The land pirate who bought my campervan had an engine for sale from a sailboat he had owned. His engine was a different brand from mine but it was just the right size; mine was 15 horsepower, his is sixteen. Repowering with a different brand engine is certainly possible, but it would have to include some engineering and modifications to the motor mounts and likely the propeller shaft as well. Along the way, I had kept Sam, the boatyard owner, up to date on my troubles. He kept trying to sell me a motor out of an orphaned sailboat in the yard; a thirty horsepower motor he said. All I could think was that his engine would burn more fuel and probably wouldn’t fit into my boat anyway. Sam is a card and he kept bugging me about the deal I could get on his motor. 

Finally, one night last week, I dragged my ladder across the boatyard and leaned it against the orphaned boat which is right next to a friend’s boat. I explained to the friend that I had to crawl into that boat so that I could tell Sam that his engine wouldn’t fit. After chatting for a while, it was getting dark, so I excused myself and climbed aboard. I slid back the hatch, removed the washboards, and climbed down the rickety steps into the dank cabin. I slipped the barrel latch and pulled open the door to peer into the engine compartment. I twisted my little Maglite to light the space, blinked, rubbed my eyes, and stared in amazement at the model tag on the motor. I retreated back into the cockpit, closed the hatches, and stumbled back to my boat; ladder in hand, shaking my head. 

The next morning I caught Sam in the office. 

“Well, I’ve got good news and bad news,” I said, smiling.

“You’re finally leaving,” Sam teased. 

“Bad news is I’m fairly certain that your engine is not thirty horsepower,” I continued, ignoring his poking at me. “The good news is it is identical to mine. I want to work out a deal on that engine and maybe those winches in the cockpit too.” 

We made a handshake agreement, right then and there. 


But …

I like to play with my cards out on the table. No bluffs. No hidden agendas. Sam probably already knew, but I told him that I could not buy that engine just then. Regardless, our deal is good for both of us even if I have to go back to work for a while in order to afford it. I will help strip the orphaned boat and prep it to be crushed and sent to the landfill. For that I will get a good price on an engine that will drop into my boat onto the existing motor mounts. I have already turned that engine’s crankshaft and it turns so smoothly, without effort that I can hardly stand it. Along with the engine, I’m going to get a couple nice self-tailing winches, a couple sails, and a matching clock and barometer. 
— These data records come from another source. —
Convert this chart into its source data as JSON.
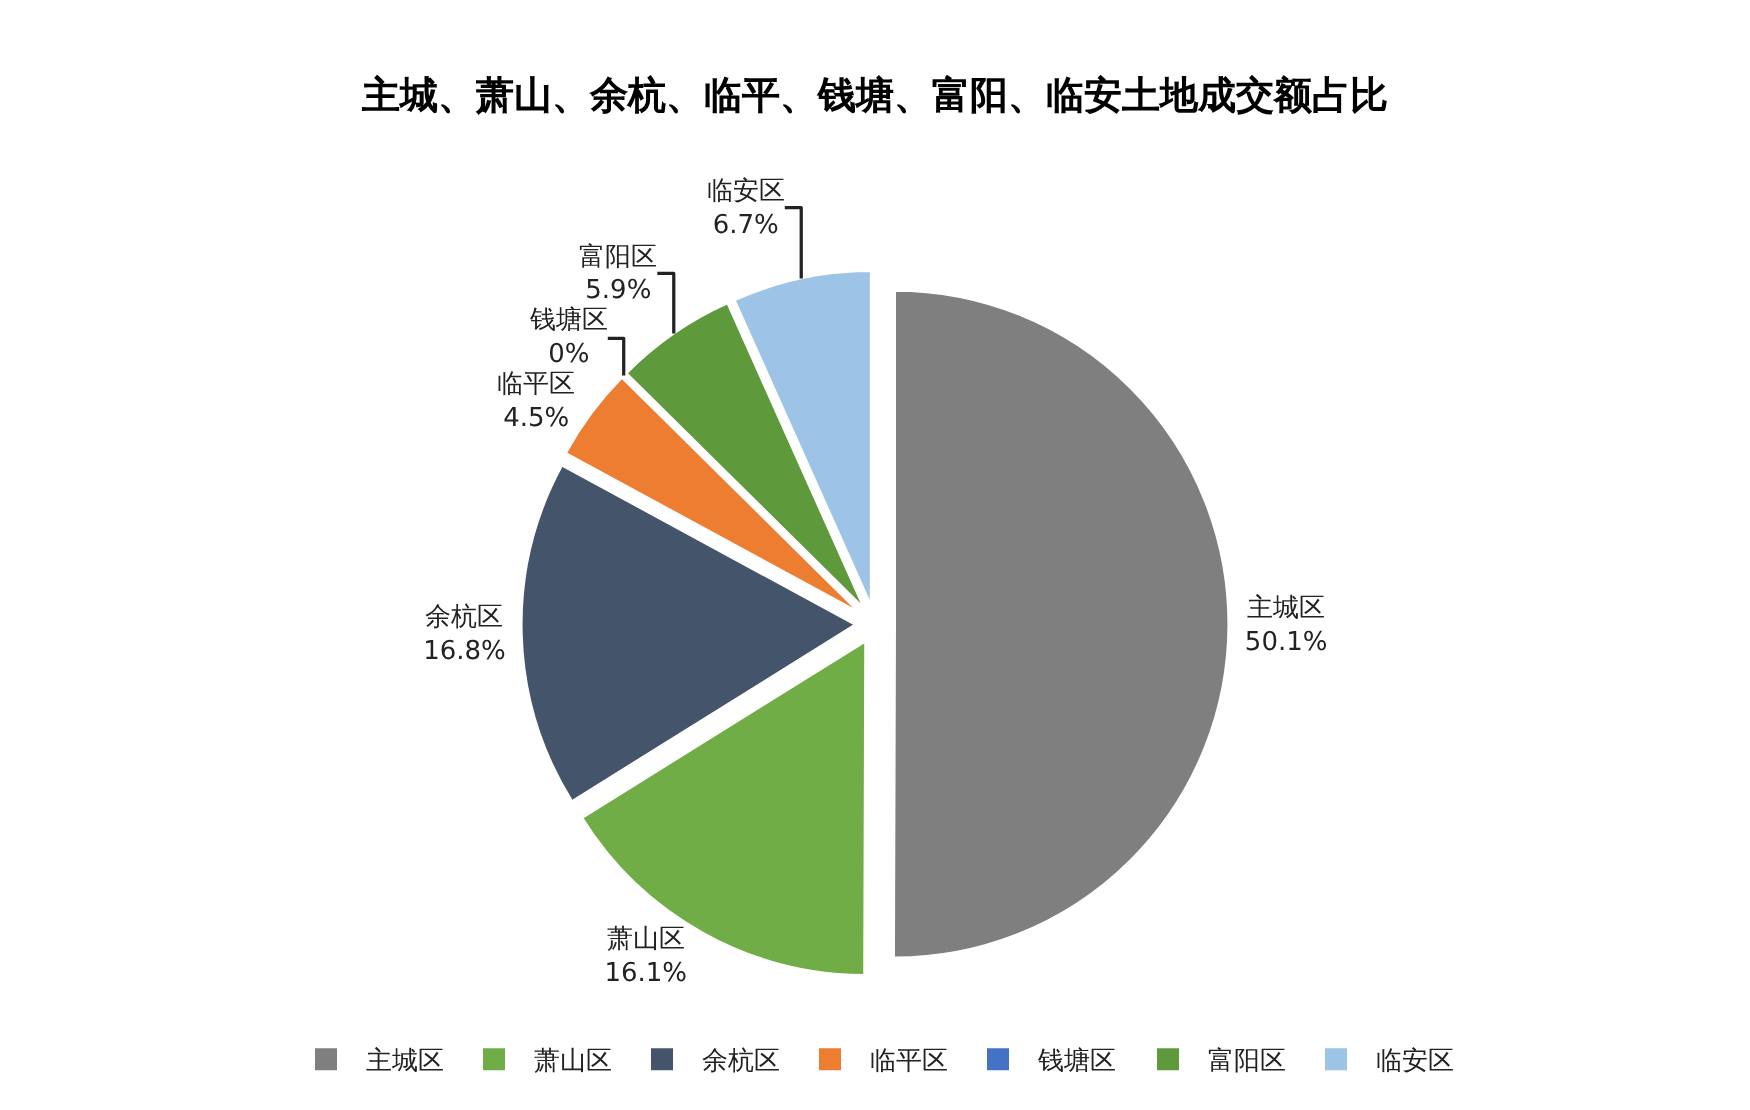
{
  "chart_data": {
    "type": "pie",
    "title": "主城、萧山、余杭、临平、钱塘、富阳、临安土地成交额占比",
    "categories": [
      "主城区",
      "萧山区",
      "余杭区",
      "临平区",
      "钱塘区",
      "富阳区",
      "临安区"
    ],
    "values": [
      50.1,
      16.1,
      16.8,
      4.5,
      0,
      5.9,
      6.7
    ],
    "value_labels": [
      "50.1%",
      "16.1%",
      "16.8%",
      "4.5%",
      "0%",
      "5.9%",
      "6.7%"
    ],
    "colors": [
      "#7f7f7f",
      "#70ad47",
      "#44546a",
      "#ed7d31",
      "#4472c4",
      "#5e9a3c",
      "#9dc3e6"
    ],
    "legend": "bottom"
  }
}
My mast is still on sawhorses but I want to get it back on the boat before I start working again. With the mast out of the way it won’t get bumped or knocked over, but it will also be easier for the boatyard to move Ruth Ann while I’m gone if they need my spot. 

And about that back-to-work part, I’m going to go back out on the road for six months so that I can afford to buy that engine. The slightly tarnished silver lining is that I should also be able to buy a watermaker when I return. A watermaker was the one missing component in my off-the-grid plan. Once I have one, teamed up with my solar panels and lithium batteries, I will be able to make my own freshwater from seawater. Without having to find a marina or other source of water, I will be able to stay out sailing for very long periods. 

This new situation sucks, but it also doesn’t. If it were easy, everyone would be doing it. I’ve basically been living on the boat since I sold The Moose, my campervan, and I know that this is the life for me; living aboard is where I belong. 

Please note: this blog will be inactive and my Patreon page will be suspended until I get back to Ruth Ann next June. I will be working on my book and might post a preview here. 

See y’all soon. Thanks for your support.